Kentucky last played in Oxford on Oct. 2, 2010, when Joker Phillips was the coach, and Ole Miss won, 42-35. Ole Miss leads the overall series, 29-14-1, with an 8-2 advantage in Oxford.
“I’ve never personally played there, which is different, being this is my 10th season in this league (starting at Kentucky in 2013), and I’ve never been there,” Stoops said. “I don’t know how, but some way, the schedule with the east and the West got a little screwy. I think I’ve played at Alabama like four times, and Ole Miss, we’ve played them twice, but never there. So looking forward to the trip.”
Actually, Stoops has only played at Alabama twice, but it may seem like four times as he lost 34-6 in 2016 and 63-3 in 2020. But still, that is SEC scheduling at its quirkiest.
“But we’re going to fix that issue,” Stoops said, referring to the new SEC scheduling format in the works with Oklahoma and Texas joining the league in 2025 at the latest and commissioner Greg Sankey promising more opponent rotation.
“There’s no model we’ve been presented that doesn’t fix that issue,” Stoop said.
There is no time like now for a Kentucky-Ole Miss match as rare as some of the finest Kentucky bourbons.
Both programs have had their moments – Ole Miss more than Kentucky. But the two have not been this good at the same time since the 1950s when Vaught won SEC titles in 1954 and ’55 (and another one in 1960) and Kentucky won its only SEC title in 1950 under Bear Bryant and had eight winning seasons from 1950-58 under Bryant and Collier.
In fact, Ole Miss and Kentucky are each 15-3 since the end of the 2020 season until now. Only 2020 national champion Alabama and 2021 national champion Georgia are better in the SEC over that span.
“I would’ve taken that,” Kiffin said when asked if he would’ve believed that mark could have been reached after the overtime win over the Wildcats in 2020. “That’s a pretty good number, and I guess Mark might say the same thing, especially playing in the SEC.”
One goal has still managed to elude both, though. Since the SEC went to divisions in 1992 and created the SEC Championship Game, Ole Miss and Kentucky are two of the four not to make it with Vanderbilt and Texas A&M.
“We have a chance to be really good,” said Kiffin, who became the first Ole Miss coach to win 10 regular season games last year. “But a lot of things have to happen.”
Stoops, meanwhile, surpassed Bryant as the coach with the most wins in Kentucky football history with his 61st against Florida, 26-16, on Sept. 10. He is at 63-53 now.
“I imagine both of us are trying like heck to stay there or improve,” Stoops said. “That comes with winning.”
And it has come with a rare show of patience from Kentucky administration, which kept Stoops despite seasons of 2-10, 5-7 and 5-7 over his first three years before winning seasons in five of the next six, including a pair of 10-3 campaigns in 2018 and last year.

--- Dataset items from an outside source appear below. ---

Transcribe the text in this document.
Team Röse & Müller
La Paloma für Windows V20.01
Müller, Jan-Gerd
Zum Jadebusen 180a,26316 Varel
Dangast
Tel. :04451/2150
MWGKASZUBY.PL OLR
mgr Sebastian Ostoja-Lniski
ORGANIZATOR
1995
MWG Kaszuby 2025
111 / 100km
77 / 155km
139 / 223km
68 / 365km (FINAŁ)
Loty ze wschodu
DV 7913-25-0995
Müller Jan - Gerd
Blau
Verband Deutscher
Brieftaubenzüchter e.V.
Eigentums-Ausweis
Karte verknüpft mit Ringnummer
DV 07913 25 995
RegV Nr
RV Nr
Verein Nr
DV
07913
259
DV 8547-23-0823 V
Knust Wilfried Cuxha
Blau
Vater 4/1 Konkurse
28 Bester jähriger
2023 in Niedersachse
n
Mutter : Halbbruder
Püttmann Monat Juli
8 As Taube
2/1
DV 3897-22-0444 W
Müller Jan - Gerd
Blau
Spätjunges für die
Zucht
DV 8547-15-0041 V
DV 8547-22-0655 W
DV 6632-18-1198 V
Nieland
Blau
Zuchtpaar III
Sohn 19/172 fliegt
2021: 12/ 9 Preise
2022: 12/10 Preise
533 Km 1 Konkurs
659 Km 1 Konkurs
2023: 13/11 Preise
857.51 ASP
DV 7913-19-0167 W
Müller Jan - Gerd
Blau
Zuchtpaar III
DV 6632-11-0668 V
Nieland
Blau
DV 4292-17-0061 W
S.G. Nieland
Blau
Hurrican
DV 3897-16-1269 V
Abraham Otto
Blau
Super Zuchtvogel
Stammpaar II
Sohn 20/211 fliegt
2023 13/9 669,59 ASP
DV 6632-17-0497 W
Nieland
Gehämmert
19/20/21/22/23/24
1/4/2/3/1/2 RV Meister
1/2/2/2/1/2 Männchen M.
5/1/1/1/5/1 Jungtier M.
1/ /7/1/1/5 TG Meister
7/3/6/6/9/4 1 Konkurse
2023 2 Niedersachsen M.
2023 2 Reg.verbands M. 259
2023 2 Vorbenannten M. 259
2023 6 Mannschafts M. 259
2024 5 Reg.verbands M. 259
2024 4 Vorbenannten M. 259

“There’s one of those questions you know the answer to about administrations waiting that long,” Kiffin said. “I call that a southern thing – when you ask questions you know the answer to just to confirm your answer. Yeah, administrations don’t wait very long nowadays. It’s the world we live in.”

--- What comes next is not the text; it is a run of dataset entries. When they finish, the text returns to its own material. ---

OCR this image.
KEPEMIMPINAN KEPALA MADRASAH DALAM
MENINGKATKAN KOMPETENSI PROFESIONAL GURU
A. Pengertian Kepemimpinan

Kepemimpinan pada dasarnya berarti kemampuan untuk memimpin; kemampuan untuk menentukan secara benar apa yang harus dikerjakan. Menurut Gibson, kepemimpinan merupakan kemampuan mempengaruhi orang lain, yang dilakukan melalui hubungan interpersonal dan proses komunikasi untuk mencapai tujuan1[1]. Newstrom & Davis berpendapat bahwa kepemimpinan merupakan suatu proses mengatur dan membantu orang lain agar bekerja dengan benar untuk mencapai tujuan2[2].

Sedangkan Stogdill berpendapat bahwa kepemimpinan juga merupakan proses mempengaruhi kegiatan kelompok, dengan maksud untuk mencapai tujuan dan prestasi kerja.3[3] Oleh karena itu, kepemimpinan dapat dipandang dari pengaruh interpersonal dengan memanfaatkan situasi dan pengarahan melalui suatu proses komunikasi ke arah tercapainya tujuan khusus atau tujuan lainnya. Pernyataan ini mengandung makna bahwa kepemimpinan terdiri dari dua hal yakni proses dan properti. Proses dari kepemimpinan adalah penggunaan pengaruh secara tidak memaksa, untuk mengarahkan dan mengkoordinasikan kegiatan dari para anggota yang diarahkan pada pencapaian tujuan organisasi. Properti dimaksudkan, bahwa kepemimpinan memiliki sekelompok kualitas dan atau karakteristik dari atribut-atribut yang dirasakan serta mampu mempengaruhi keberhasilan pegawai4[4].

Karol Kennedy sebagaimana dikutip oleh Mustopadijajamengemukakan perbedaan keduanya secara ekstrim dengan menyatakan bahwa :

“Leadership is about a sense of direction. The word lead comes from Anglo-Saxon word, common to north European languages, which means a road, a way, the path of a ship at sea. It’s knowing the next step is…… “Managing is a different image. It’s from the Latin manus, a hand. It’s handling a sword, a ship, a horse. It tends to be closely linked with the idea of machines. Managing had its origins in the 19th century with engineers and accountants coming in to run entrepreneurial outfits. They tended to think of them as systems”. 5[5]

But Stoops survived. Even his first two winning seasons were not great – 7-6 and 7-6 2016 and ’17.
“Fortunately, for me, I worked with an administration that understand very clearly,” Stoops said. “Everybody knew around here we were making improvement, no matter what the record showed. Our fan base is excited for this trip. I know we’ll have quite a few make the trip.”
There will be more Kentucky fans than there were Tulsa fans last week, which will make Kiffin happy, even if they wear the wrong shade of blue.
“I’m worried about what I can control, and that’s getting our players ready to play,” he said.